South Sinai regional development programme (SSRDP) is an integrated regional development programme in the Governorate of South Sinai, Egypt funded by the European Union. The goal of the programme is to protect cultural and natural resources, and improve the living conditions of the local Bedouin communities.

==History==
The programme manages grant totalling €54 million.

SSRDP Components

Component I: pre-determined large projects related to infrastructure, studies, and equipment at a total of €34 million. Most of the projects were identified in a large stakeholders conference in Sharm el Sheikh in 2004.

The First Call for Proposals (with a total budget of €19 million) received 835 proposals (requesting €297 million) and was open to NGOs, Government entities, and SMEs (most representative of local communities), and international organizations. Component II included a direct grant of €1 million targeting Bedouin communities. The Direct Grants procedure was intentionally simplified and designed with themes to suit local communities.
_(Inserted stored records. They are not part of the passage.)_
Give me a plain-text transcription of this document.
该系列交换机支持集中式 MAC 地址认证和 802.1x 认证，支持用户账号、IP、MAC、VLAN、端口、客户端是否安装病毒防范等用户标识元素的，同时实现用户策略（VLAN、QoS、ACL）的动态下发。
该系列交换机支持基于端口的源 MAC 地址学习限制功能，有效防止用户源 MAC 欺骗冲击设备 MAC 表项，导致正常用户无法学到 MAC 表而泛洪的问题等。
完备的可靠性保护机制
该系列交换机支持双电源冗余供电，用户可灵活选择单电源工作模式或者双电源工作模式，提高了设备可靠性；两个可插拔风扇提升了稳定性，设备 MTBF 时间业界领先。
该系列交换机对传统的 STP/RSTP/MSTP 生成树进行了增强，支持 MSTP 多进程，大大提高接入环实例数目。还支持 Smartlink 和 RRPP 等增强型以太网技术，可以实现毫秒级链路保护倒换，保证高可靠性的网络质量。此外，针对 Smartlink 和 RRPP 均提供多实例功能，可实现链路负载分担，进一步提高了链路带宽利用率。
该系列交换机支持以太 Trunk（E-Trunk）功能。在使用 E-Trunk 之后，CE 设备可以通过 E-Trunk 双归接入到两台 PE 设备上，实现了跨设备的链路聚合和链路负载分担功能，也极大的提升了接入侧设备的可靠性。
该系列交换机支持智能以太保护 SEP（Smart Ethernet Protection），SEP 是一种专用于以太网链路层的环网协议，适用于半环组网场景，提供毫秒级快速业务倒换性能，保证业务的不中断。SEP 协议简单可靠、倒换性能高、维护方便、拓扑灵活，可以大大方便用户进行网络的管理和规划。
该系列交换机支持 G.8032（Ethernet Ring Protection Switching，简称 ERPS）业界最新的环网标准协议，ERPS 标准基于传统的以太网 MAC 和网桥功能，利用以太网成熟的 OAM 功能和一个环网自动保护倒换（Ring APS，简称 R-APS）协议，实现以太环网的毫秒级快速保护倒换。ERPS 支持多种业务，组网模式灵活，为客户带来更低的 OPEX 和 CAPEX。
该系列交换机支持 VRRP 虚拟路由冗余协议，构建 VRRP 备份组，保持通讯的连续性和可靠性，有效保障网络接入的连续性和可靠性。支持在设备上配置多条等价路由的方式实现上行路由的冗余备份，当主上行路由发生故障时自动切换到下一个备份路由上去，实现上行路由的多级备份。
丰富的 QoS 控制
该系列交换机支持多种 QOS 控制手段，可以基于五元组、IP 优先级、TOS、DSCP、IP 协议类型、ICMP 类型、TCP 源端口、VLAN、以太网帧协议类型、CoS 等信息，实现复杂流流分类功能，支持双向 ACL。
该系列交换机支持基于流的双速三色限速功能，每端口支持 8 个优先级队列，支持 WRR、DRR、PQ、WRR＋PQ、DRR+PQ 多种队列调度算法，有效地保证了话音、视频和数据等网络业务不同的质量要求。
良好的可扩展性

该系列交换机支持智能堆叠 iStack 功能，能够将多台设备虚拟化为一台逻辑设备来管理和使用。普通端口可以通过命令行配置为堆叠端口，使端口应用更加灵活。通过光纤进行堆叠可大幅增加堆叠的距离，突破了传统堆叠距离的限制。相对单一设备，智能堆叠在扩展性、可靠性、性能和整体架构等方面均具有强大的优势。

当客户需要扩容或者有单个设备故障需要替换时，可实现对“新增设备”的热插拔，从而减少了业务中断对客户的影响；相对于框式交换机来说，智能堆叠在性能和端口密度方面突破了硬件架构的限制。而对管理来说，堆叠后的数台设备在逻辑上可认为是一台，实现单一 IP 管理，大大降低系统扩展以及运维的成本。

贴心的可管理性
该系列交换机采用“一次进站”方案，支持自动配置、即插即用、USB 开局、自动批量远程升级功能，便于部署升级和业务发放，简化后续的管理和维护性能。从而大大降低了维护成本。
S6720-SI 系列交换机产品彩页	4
The overall purpose of the programme was defined as the development of local economy and activities and the preservation and support of the social, cultural and natural resources of South Sinai:
• promotion of local communities (particularly Bedouins) and their social and economic development,
• increased support for sustainable tourism development through a more balanced geographical distribution and diversification of activities, as well as the preservation and promotion of the unique cultural heritage of the region and its Bedouin population,
• more effective decentralized environmental management and control in Protectorates, municipalities and tourist facilities,
• improved delivery of appropriate social and public services to the Governorate’s urban, rural and clustered populations, with increased employment opportunities for local communities and in particular for the under-privileged and women,
• strengthening of the decentralization process in decision making, financing and implementation,

The Grant Scheme Programme has two objectives:

1.	to maintain and advance the development of local economy through activities respectful of, and consistent with, the need to protect and preserve the sensitive and rich social, cultural and natural resources of South Sinai, particularly in the interest of the Bedouin population; and
2.	to stimulate, encourage, promote, and support the interest, drive, initiative, and entrepreneurial spirit of local communities, particularly Bedouin and migrant workers, through their participation in such activities.